S.E. Mahmoud Ali Youssouf, Président de la Commission de l'Union Africaine (AUC)
Face à la nouvelle escalade des hostilités entre les États-Unis et la République islamique d’Iran, la Commission de l’Union africaine (UA) a exprimé sa vive inquiétude. L’organisation panafricaine redoute une déstabilisation régionale aux conséquences lourdes pour l’économie mondiale et africaine.

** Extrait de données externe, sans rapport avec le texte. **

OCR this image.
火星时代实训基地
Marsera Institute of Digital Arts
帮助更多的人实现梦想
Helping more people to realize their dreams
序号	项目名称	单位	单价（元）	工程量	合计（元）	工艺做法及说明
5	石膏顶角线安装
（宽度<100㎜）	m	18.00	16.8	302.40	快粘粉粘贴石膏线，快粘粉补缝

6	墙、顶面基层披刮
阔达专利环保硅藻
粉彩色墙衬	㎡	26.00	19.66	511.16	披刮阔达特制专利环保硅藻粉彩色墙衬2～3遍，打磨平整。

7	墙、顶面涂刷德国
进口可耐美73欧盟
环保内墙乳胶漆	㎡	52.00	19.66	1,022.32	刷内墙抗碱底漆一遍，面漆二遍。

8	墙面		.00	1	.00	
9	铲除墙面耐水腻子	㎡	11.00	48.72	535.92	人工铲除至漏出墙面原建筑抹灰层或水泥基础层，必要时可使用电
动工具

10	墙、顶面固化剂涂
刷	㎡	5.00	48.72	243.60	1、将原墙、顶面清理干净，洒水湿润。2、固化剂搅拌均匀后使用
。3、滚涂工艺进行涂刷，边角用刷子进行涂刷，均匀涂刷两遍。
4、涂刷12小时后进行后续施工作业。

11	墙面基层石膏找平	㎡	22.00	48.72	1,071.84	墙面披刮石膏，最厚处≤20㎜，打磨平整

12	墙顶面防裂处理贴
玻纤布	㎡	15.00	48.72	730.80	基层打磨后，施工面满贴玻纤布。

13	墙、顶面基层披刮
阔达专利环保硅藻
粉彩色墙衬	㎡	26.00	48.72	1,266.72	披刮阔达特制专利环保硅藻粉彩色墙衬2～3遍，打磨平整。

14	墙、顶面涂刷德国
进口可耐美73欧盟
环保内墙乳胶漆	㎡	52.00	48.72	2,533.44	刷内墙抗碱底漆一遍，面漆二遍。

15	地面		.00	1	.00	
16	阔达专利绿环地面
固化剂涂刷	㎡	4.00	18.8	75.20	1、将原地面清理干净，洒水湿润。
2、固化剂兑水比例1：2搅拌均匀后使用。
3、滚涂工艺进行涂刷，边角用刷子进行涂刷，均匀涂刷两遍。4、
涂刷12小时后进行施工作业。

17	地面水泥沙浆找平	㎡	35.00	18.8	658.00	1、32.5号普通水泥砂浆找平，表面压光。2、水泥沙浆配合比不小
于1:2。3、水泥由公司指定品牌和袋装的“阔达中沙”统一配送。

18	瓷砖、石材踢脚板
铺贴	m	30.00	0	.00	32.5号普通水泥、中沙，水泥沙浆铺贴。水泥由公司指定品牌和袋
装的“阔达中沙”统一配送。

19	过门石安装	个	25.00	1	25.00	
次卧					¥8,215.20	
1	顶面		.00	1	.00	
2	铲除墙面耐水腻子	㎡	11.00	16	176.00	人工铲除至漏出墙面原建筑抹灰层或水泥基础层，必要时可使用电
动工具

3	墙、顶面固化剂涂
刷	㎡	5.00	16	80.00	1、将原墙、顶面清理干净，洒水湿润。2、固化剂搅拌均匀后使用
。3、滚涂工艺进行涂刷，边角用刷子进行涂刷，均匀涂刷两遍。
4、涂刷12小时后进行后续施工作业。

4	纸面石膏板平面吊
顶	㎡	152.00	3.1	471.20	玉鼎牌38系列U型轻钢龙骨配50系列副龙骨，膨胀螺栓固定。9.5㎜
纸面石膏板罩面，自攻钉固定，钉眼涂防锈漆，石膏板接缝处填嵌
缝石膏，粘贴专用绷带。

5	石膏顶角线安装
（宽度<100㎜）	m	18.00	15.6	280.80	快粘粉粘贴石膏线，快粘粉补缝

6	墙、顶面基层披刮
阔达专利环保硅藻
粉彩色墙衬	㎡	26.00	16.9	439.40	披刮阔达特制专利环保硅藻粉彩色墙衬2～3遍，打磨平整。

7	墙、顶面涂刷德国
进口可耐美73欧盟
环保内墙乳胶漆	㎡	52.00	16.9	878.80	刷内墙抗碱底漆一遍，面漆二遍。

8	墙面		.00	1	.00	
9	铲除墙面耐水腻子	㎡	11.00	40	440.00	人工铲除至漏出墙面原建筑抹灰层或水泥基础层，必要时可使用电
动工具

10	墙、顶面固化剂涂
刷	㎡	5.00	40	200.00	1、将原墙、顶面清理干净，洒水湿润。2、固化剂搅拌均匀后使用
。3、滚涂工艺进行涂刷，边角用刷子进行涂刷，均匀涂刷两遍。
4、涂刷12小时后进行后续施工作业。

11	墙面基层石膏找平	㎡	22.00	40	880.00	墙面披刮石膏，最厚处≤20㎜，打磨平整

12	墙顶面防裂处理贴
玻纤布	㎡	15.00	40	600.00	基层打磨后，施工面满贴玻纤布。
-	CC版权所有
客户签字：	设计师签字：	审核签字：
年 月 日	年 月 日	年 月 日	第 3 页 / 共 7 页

Malgré les multiples efforts diplomatiques déployés ces derniers temps pour apaiser les esprits et privilégier une issue pacifique, la tension est de nouveau montée d’un cran entre Washington et Téhéran. Pour la Commission de l’UA, ce regain de confrontation menace directement un équilibre déjà extrêmement fragile. L’institution avertit que ces développements récents font peser un risque sérieux sur la paix et la sécurité internationales.
Face à ce péril imminent, la Commission a lancé un appel pressant à l’ensemble des parties prenantes, leur demandant de faire preuve de la plus grande retenue. Elle exhorte les deux puissances à s’abstenir de toute action provocatrice susceptible d’alimenter l’engrenage de la violence, rappelant que le dialogue et la diplomatie restent la seule voie durable pour régler les différends.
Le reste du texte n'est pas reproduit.